UK Economics

And Sturgeon still thinks that Scotland can go it alone?. . . .

Scotland’s geology will not allow for successful fracking, says academic

Areas in the north of England such as Blackpool are better for fracking than Scotland, says Professor Roy ThompsonCHRISTOPHER FURLONG/GETTY IMAGES

Scotland could not sustain a productive shale gas industry and would need thousands of fracking sites across the central belt rather than the 300 estimated, a top geologist has claimed.

Roy Thompson, of the University of Edinburgh, said that analysis of US government figures on the American shale gas industry showed that Scotland had the wrong geology.

Professor Thompson, a fellow of the Royal Society of Edinburgh, said that geochemical, rock-physics and production data for 25 American shale gas systems allowed a comprehensive analysis of potential in Scotland.

Energy companies want to open up a shale gas field to the west of the Firth of Forth but he said that the data showed the shales were below the temperatures needed for effective gas generation and were at pressures too low for the gas to rise naturally to the surface, so would require extra pumps and compressors.

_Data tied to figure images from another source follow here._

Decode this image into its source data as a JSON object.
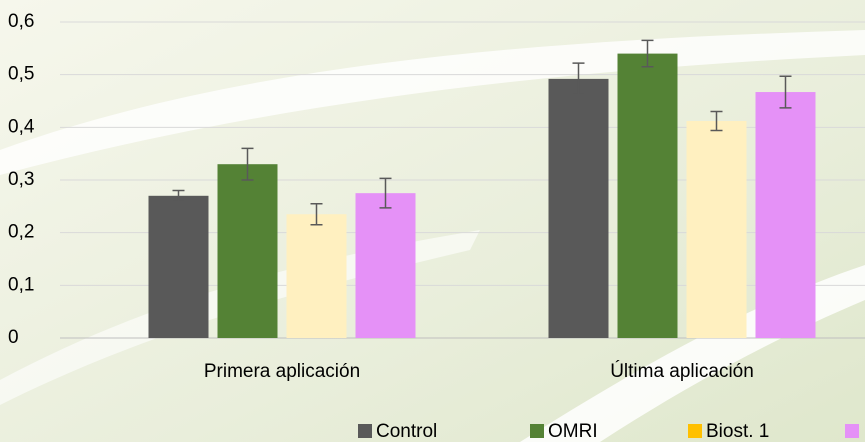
{
  "chart_data": {
    "type": "bar",
    "categories": [
      "Primera aplicación",
      "Última aplicación"
    ],
    "series": [
      {
        "name": "Control",
        "color": "#595959",
        "values": [
          0.27,
          0.492
        ],
        "errors": [
          0.01,
          0.03
        ]
      },
      {
        "name": "OMRI",
        "color": "#548235",
        "values": [
          0.33,
          0.54
        ],
        "errors": [
          0.03,
          0.025
        ]
      },
      {
        "name": "Biost. 1",
        "color": "#ffc000",
        "bar_color": "#fff0c0",
        "values": [
          0.235,
          0.412
        ],
        "errors": [
          0.02,
          0.018
        ]
      },
      {
        "color": "#e591f7",
        "values": [
          0.275,
          0.467
        ],
        "errors": [
          0.028,
          0.03
        ]
      }
    ],
    "ylim": [
      0,
      0.6
    ],
    "yticks": [
      {
        "value": 0,
        "label": "0"
      },
      {
        "value": 0.1,
        "label": "0,1"
      },
      {
        "value": 0.2,
        "label": "0,2"
      },
      {
        "value": 0.3,
        "label": "0,3"
      },
      {
        "value": 0.4,
        "label": "0,4"
      },
      {
        "value": 0.5,
        "label": "0,5"
      },
      {
        "value": 0.6,
        "label": "0,6"
      }
    ],
    "grid": true,
    "legend": "bottom"
  }
}
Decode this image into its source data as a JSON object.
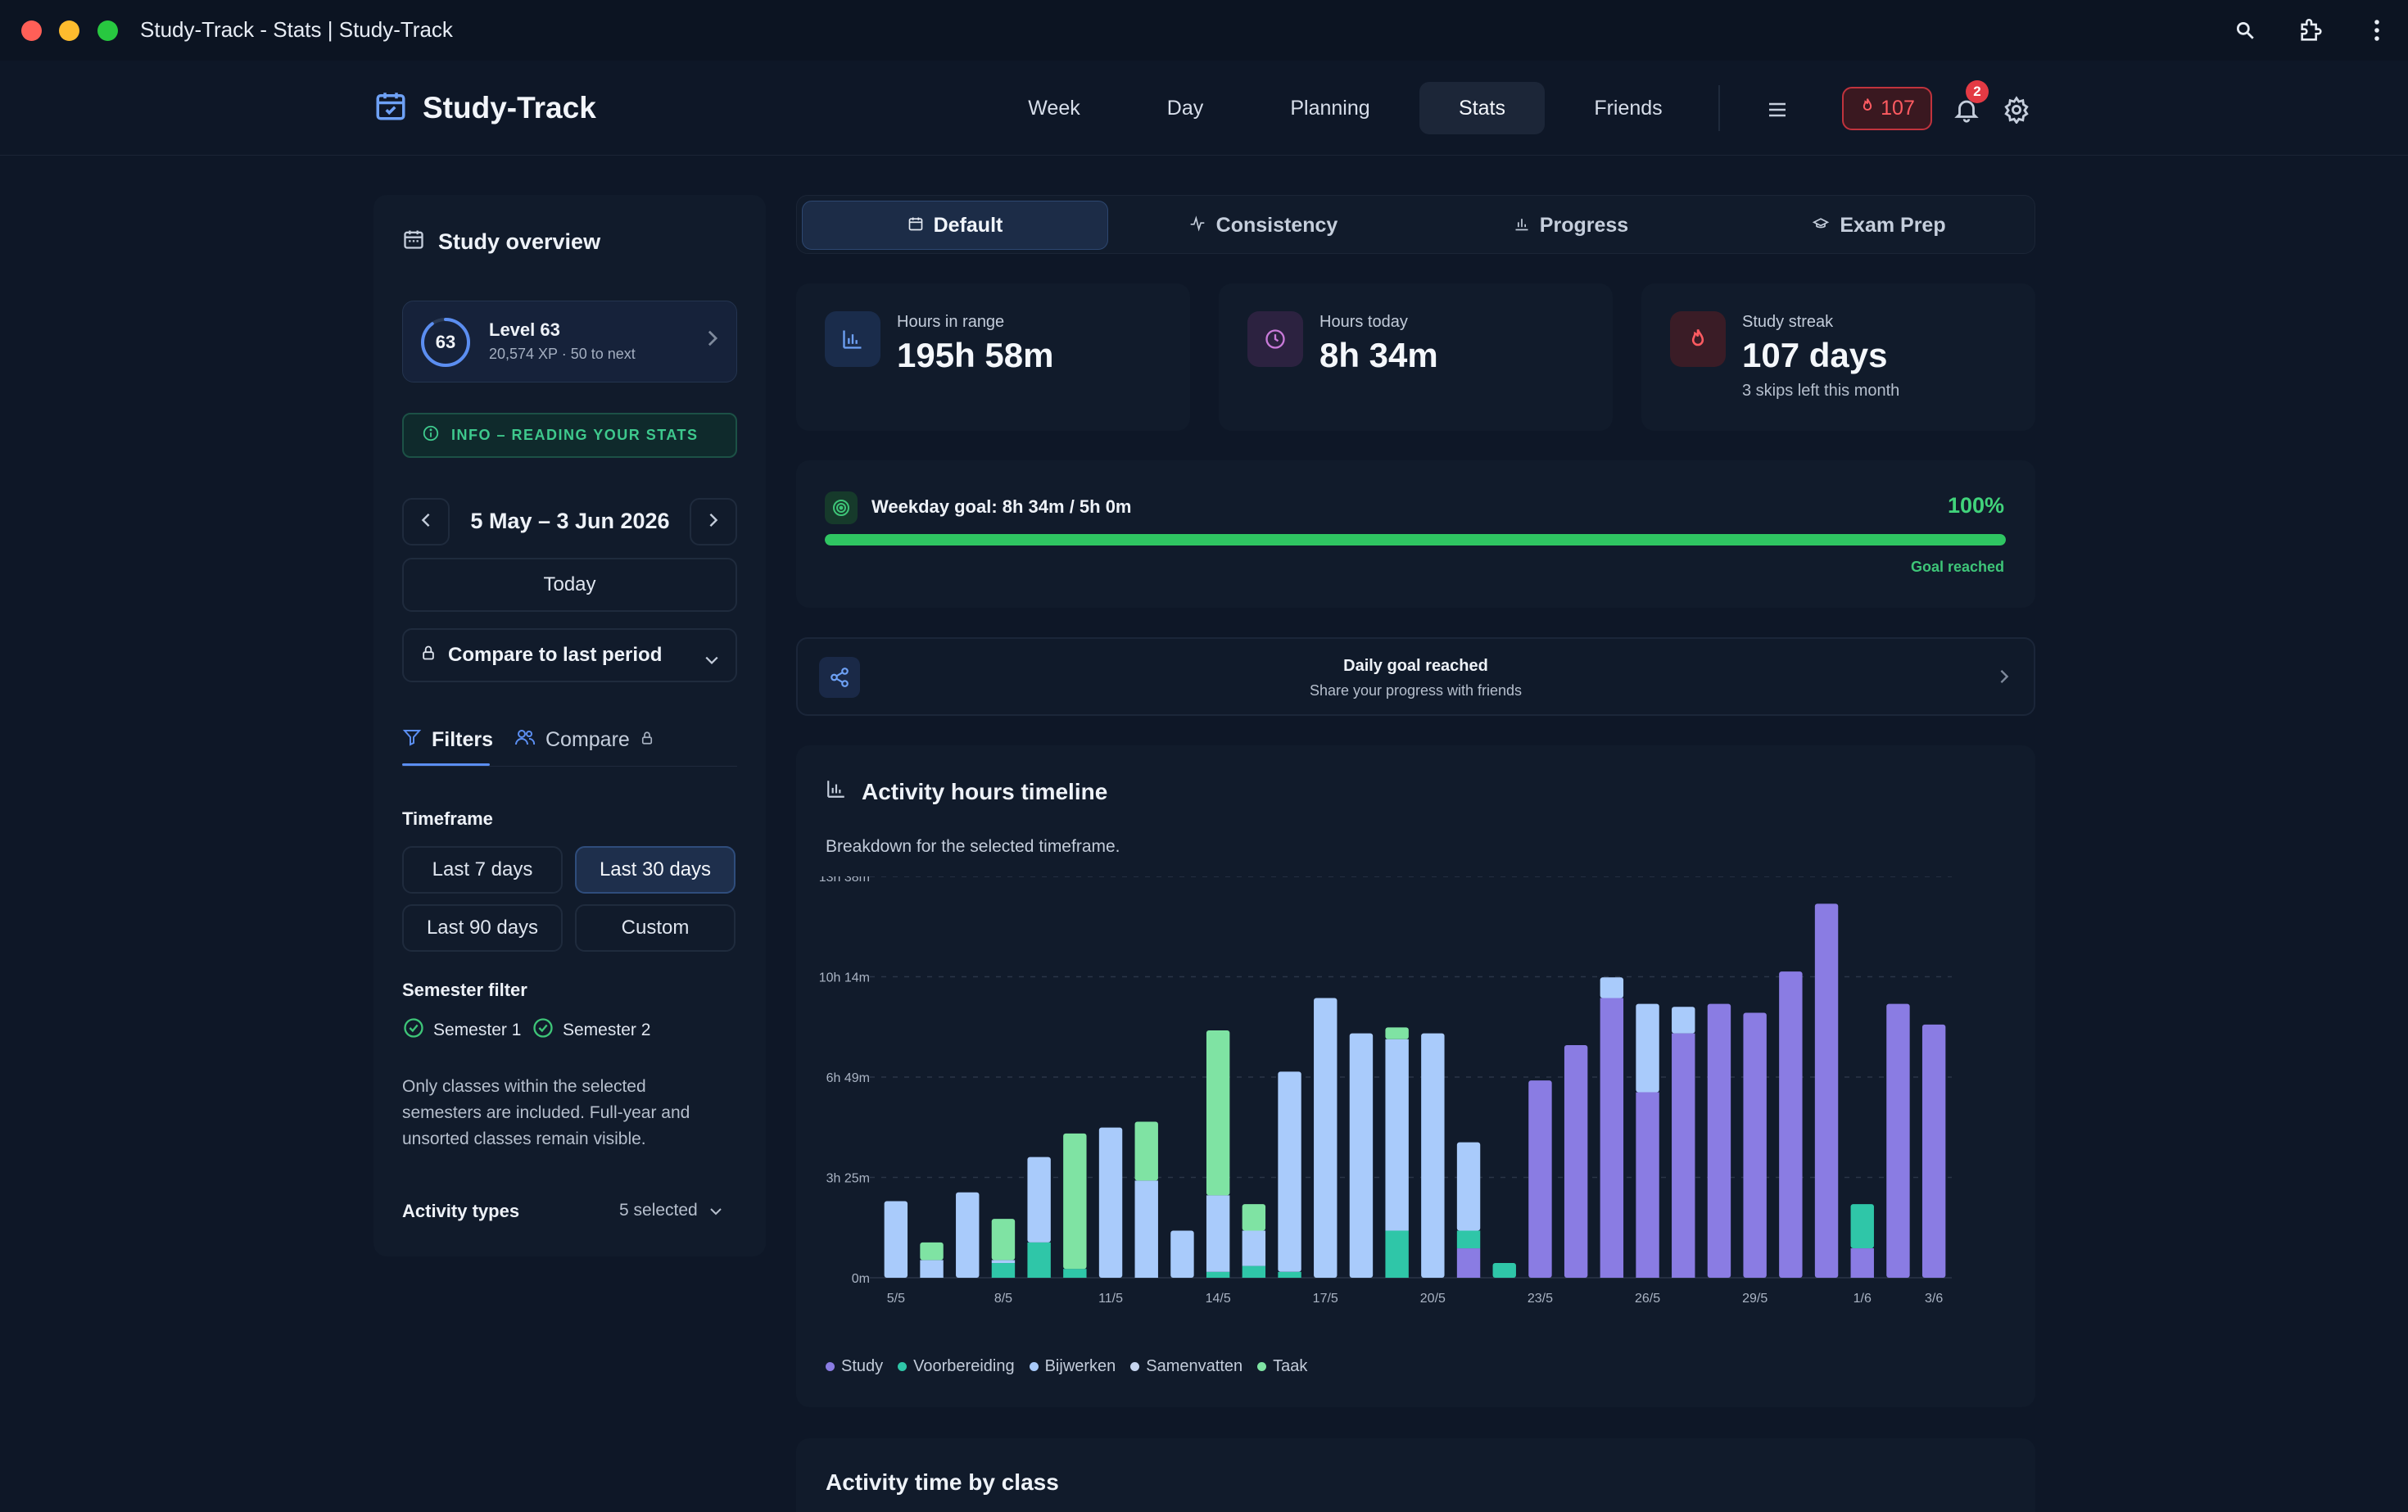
{
  "window": {
    "title": "Study-Track - Stats | Study-Track"
  },
  "brand": {
    "name": "Study-Track"
  },
  "nav": {
    "items": [
      "Week",
      "Day",
      "Planning",
      "Stats",
      "Friends"
    ],
    "active": "Stats"
  },
  "header": {
    "streak_count": "107",
    "notification_count": "2"
  },
  "sidebar": {
    "title": "Study overview",
    "level": {
      "number": "63",
      "name": "Level 63",
      "xp": "20,574 XP · 50 to next",
      "progress": 0.9
    },
    "info_label": "INFO – READING YOUR STATS",
    "date_range": "5 May – 3 Jun 2026",
    "today_label": "Today",
    "compare_select": "Compare to last period",
    "tabs": {
      "filters": "Filters",
      "compare": "Compare"
    },
    "timeframe": {
      "label": "Timeframe",
      "options": [
        "Last 7 days",
        "Last 30 days",
        "Last 90 days",
        "Custom"
      ],
      "selected": "Last 30 days"
    },
    "semester": {
      "label": "Semester filter",
      "options": [
        "Semester 1",
        "Semester 2"
      ],
      "note": "Only classes within the selected semesters are included. Full-year and unsorted classes remain visible."
    },
    "activity_types": {
      "label": "Activity types",
      "value": "5 selected"
    }
  },
  "stats_tabs": [
    "Default",
    "Consistency",
    "Progress",
    "Exam Prep"
  ],
  "kpis": [
    {
      "label": "Hours in range",
      "value": "195h 58m"
    },
    {
      "label": "Hours today",
      "value": "8h 34m"
    },
    {
      "label": "Study streak",
      "value": "107 days",
      "sub": "3 skips left this month"
    }
  ],
  "goal": {
    "text": "Weekday goal: 8h 34m / 5h 0m",
    "percent_label": "100%",
    "progress": 1.0,
    "status": "Goal reached"
  },
  "share": {
    "title": "Daily goal reached",
    "subtitle": "Share your progress with friends"
  },
  "chart_card": {
    "title": "Activity hours timeline",
    "subtitle": "Breakdown for the selected timeframe."
  },
  "chart_data": {
    "type": "bar",
    "stacked": true,
    "unit": "hours",
    "y_ticks": [
      "0m",
      "3h 25m",
      "6h 49m",
      "10h 14m",
      "13h 38m"
    ],
    "ylim": [
      0,
      13.63
    ],
    "grid": true,
    "legend_position": "bottom-left",
    "categories": [
      "5/5",
      "6/5",
      "7/5",
      "8/5",
      "9/5",
      "10/5",
      "11/5",
      "12/5",
      "13/5",
      "14/5",
      "15/5",
      "16/5",
      "17/5",
      "18/5",
      "19/5",
      "20/5",
      "21/5",
      "22/5",
      "23/5",
      "24/5",
      "25/5",
      "26/5",
      "27/5",
      "28/5",
      "29/5",
      "30/5",
      "31/5",
      "1/6",
      "2/6",
      "3/6"
    ],
    "x_tick_labels": [
      "5/5",
      "8/5",
      "11/5",
      "14/5",
      "17/5",
      "20/5",
      "23/5",
      "26/5",
      "29/5",
      "1/6",
      "3/6"
    ],
    "series": [
      {
        "name": "Study",
        "color": "#8a7ce3",
        "values": [
          0,
          0,
          0,
          0,
          0,
          0,
          0,
          0,
          0,
          0,
          0,
          0,
          0,
          0,
          0,
          0,
          1.0,
          0,
          6.7,
          7.9,
          9.5,
          6.3,
          8.3,
          9.3,
          9.0,
          10.4,
          12.7,
          1.0,
          9.3,
          8.6
        ]
      },
      {
        "name": "Voorbereiding",
        "color": "#2fc6a8",
        "values": [
          0,
          0,
          0,
          0.5,
          1.2,
          0.3,
          0,
          0,
          0,
          0.2,
          0.4,
          0.2,
          0,
          0,
          1.6,
          0,
          0.6,
          0.5,
          0,
          0,
          0,
          0,
          0,
          0,
          0,
          0,
          0,
          1.5,
          0,
          0
        ]
      },
      {
        "name": "Bijwerken",
        "color": "#a9cbfb",
        "values": [
          2.6,
          0.6,
          2.9,
          0.1,
          2.9,
          0,
          5.1,
          3.3,
          1.6,
          2.6,
          1.2,
          6.8,
          9.5,
          8.3,
          6.5,
          8.3,
          3.0,
          0,
          0,
          0,
          0.7,
          3.0,
          0.9,
          0,
          0,
          0,
          0,
          0,
          0,
          0
        ]
      },
      {
        "name": "Samenvatten",
        "color": "#c7d6f0",
        "values": [
          0,
          0,
          0,
          0,
          0,
          0,
          0,
          0,
          0,
          0,
          0,
          0,
          0,
          0,
          0,
          0,
          0,
          0,
          0,
          0,
          0,
          0,
          0,
          0,
          0,
          0,
          0,
          0,
          0,
          0
        ]
      },
      {
        "name": "Taak",
        "color": "#7fe3a3",
        "values": [
          0,
          0.6,
          0,
          1.4,
          0,
          4.6,
          0,
          2.0,
          0,
          5.6,
          0.9,
          0,
          0,
          0,
          0.4,
          0,
          0,
          0,
          0,
          0,
          0,
          0,
          0,
          0,
          0,
          0,
          0,
          0,
          0,
          0
        ]
      }
    ]
  },
  "class_card": {
    "title": "Activity time by class"
  }
}
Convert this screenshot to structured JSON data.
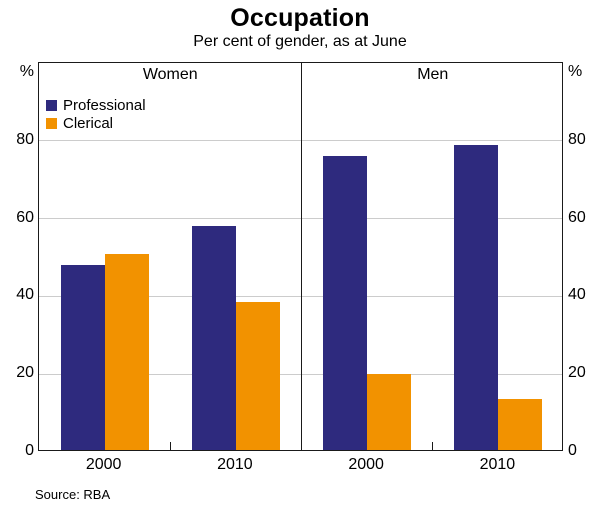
{
  "chart_data": {
    "type": "bar",
    "title": "Occupation",
    "subtitle": "Per cent of gender, as at June",
    "source": "Source: RBA",
    "unit_label": "%",
    "ylim": [
      0,
      100
    ],
    "yticks": [
      0,
      20,
      40,
      60,
      80
    ],
    "grid": true,
    "legend_position": "top-left-inside",
    "categories": [
      "2000",
      "2010"
    ],
    "series_names": [
      "Professional",
      "Clerical"
    ],
    "colors": {
      "professional": "#2e2a7e",
      "clerical": "#f29200",
      "grid": "#cccccc",
      "frame": "#1a1a1a"
    },
    "panels": [
      {
        "label": "Women",
        "series": [
          {
            "name": "Professional",
            "values": [
              47.5,
              57.5
            ]
          },
          {
            "name": "Clerical",
            "values": [
              50.5,
              38
            ]
          }
        ]
      },
      {
        "label": "Men",
        "series": [
          {
            "name": "Professional",
            "values": [
              75.5,
              78.5
            ]
          },
          {
            "name": "Clerical",
            "values": [
              19.5,
              13
            ]
          }
        ]
      }
    ]
  }
}
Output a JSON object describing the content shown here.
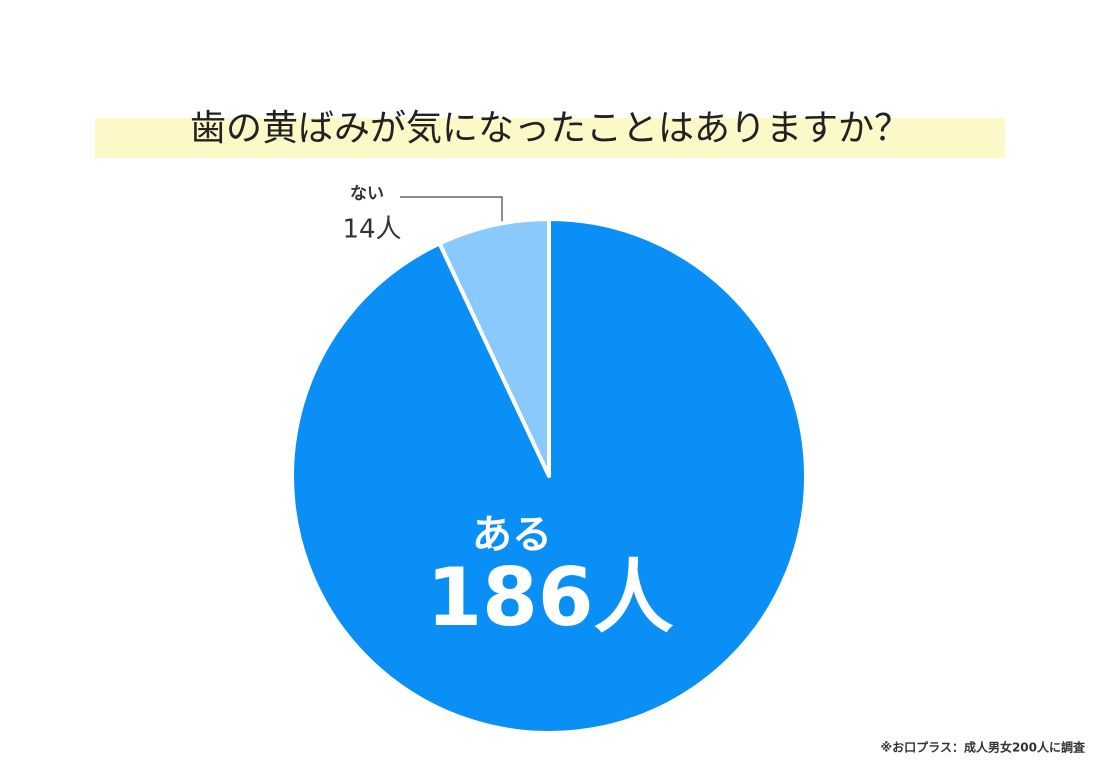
{
  "chart_data": {
    "type": "pie",
    "title": "歯の黄ばみが気になったことはありますか？",
    "categories": [
      "ある",
      "ない"
    ],
    "values": [
      186,
      14
    ],
    "value_labels": [
      "186人",
      "14人"
    ],
    "colors": [
      "#0a8ff7",
      "#8ac9fc"
    ],
    "note": "※お口プラス：成人男女200人に調査"
  }
}
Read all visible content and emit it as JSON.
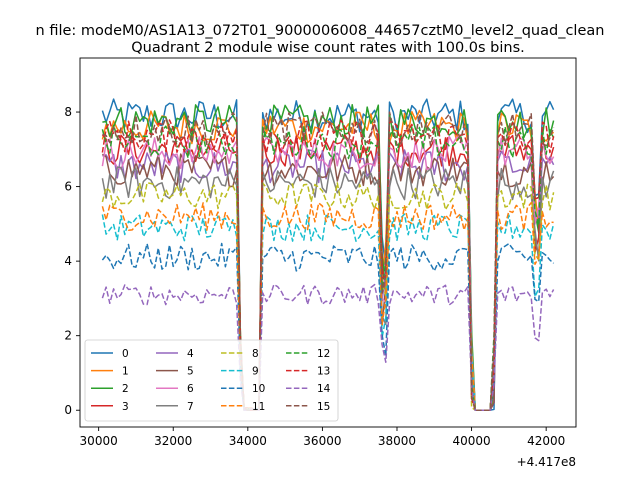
{
  "chart_data": {
    "type": "line",
    "suptitle": "n file: modeM0/AS1A13_072T01_9000006008_44657cztM0_level2_quad_clean",
    "title": "Quadrant 2 module wise count rates with 100.0s bins.",
    "xlabel": "",
    "ylabel": "",
    "x_offset_label": "+4.417e8",
    "xlim": [
      29500,
      42800
    ],
    "ylim": [
      -0.45,
      9.45
    ],
    "xticks": [
      30000,
      32000,
      34000,
      36000,
      38000,
      40000,
      42000
    ],
    "xtick_labels": [
      "30000",
      "32000",
      "34000",
      "36000",
      "38000",
      "40000",
      "42000"
    ],
    "yticks": [
      0,
      2,
      4,
      6,
      8
    ],
    "ytick_labels": [
      "0",
      "2",
      "4",
      "6",
      "8"
    ],
    "grid": false,
    "legend_position": "lower-left",
    "segments": [
      {
        "x_start": 30100,
        "x_end": 33750
      },
      {
        "x_start": 34450,
        "x_end": 37600
      },
      {
        "x_start": 37700,
        "x_end": 40000
      },
      {
        "x_start": 40650,
        "x_end": 42250
      }
    ],
    "drop_notes": "rates fall to ~0 between 33750-34450; sharp dip near 37650; rates at 0 from 40000 to 40600",
    "series": [
      {
        "name": "0",
        "style": "solid",
        "color": "#1f77b4",
        "level": 7.9
      },
      {
        "name": "1",
        "style": "solid",
        "color": "#ff7f0e",
        "level": 7.6
      },
      {
        "name": "2",
        "style": "solid",
        "color": "#2ca02c",
        "level": 7.75
      },
      {
        "name": "3",
        "style": "solid",
        "color": "#d62728",
        "level": 7.0
      },
      {
        "name": "4",
        "style": "solid",
        "color": "#9467bd",
        "level": 6.55
      },
      {
        "name": "5",
        "style": "solid",
        "color": "#8c564b",
        "level": 6.45
      },
      {
        "name": "6",
        "style": "solid",
        "color": "#e377c2",
        "level": 6.9
      },
      {
        "name": "7",
        "style": "solid",
        "color": "#7f7f7f",
        "level": 6.1
      },
      {
        "name": "8",
        "style": "dashed",
        "color": "#bcbd22",
        "level": 5.75
      },
      {
        "name": "9",
        "style": "dashed",
        "color": "#17becf",
        "level": 4.9
      },
      {
        "name": "10",
        "style": "dashed",
        "color": "#1f77b4",
        "level": 4.1
      },
      {
        "name": "11",
        "style": "dashed",
        "color": "#ff7f0e",
        "level": 5.2
      },
      {
        "name": "12",
        "style": "dashed",
        "color": "#2ca02c",
        "level": 7.2
      },
      {
        "name": "13",
        "style": "dashed",
        "color": "#d62728",
        "level": 7.35
      },
      {
        "name": "14",
        "style": "dashed",
        "color": "#9467bd",
        "level": 3.1
      },
      {
        "name": "15",
        "style": "dashed",
        "color": "#8c564b",
        "level": 7.55
      }
    ]
  }
}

They also sat at too shallow a level, increasing the risk that surface groundwaters would be contaminated. All these indicators meant the Scottish basins did not compare favourably with even the worst performing US systems.

He said: “I personally wouldn’t invest any money in it at all and I think there is a big contrast with the north of England. Exploration in the north of England is a much better bet.”

Reports into the possibility of a Scottish shale gas industry by KPMG, commissioned by the Scottish government, claim that 20 pads with 15 wells each would be enough to extract 947 billion cubic feet of gas — equivalent to five and a half years of Scottish consumption.

The Scottish government has launched a four-month public consultation over whether to allow unconventional extraction. It then plans to make a recommendation that will go before MSPs for a vote this year.

Professor Thompson said evidence from US shale gas production showed that wells operating in geology similar to Scotland’s central belt produced between 0.5 and one billion cubic feet of gas in their lifetime.

“KPMG’s central scenario of 947 billion cubic feet of gas would require around 1,000 wells distributed right across the central belt,” he said, “while its high scenario of 2,934 billion cubic feet would require considerably more.

“When you match Scottish geology with similar US situations you find production is really low.”

A British Geological Survey into Scotland’s shale gas reserves said it was too early to forecast how much gas could be extracted and that drilling and testing of wells would have to take place before an estimate could be made.

A report by the Royal Society of Edinburgh said that Scotland had no guarantee of any economically producible unconventional gas.

A few years ago Poland was the great hope in Europe for shale gas but the industry has collapsed. In the US, the shale gas industry has created a domestic energy boom but it requires the digging of hundreds of wells in one region as their lifespans are shorter than expected.

The KPMG report assumes each well will have a productive life of 15 years. Data from the US shale gas industry shows this is optimistic.

Tom Pickering, of Ineos Shale, said: “We will need to drill some vertical exploration wells to take samples of the rocks for laboratory analysis of their structure and gas content. If these data are encouraging we would seek to drill and frack horizontal wells to test production flows. Ineos is prepared to undertake the scientific endeavour to establish whether or not a shale gas industry is viable in Scotland.”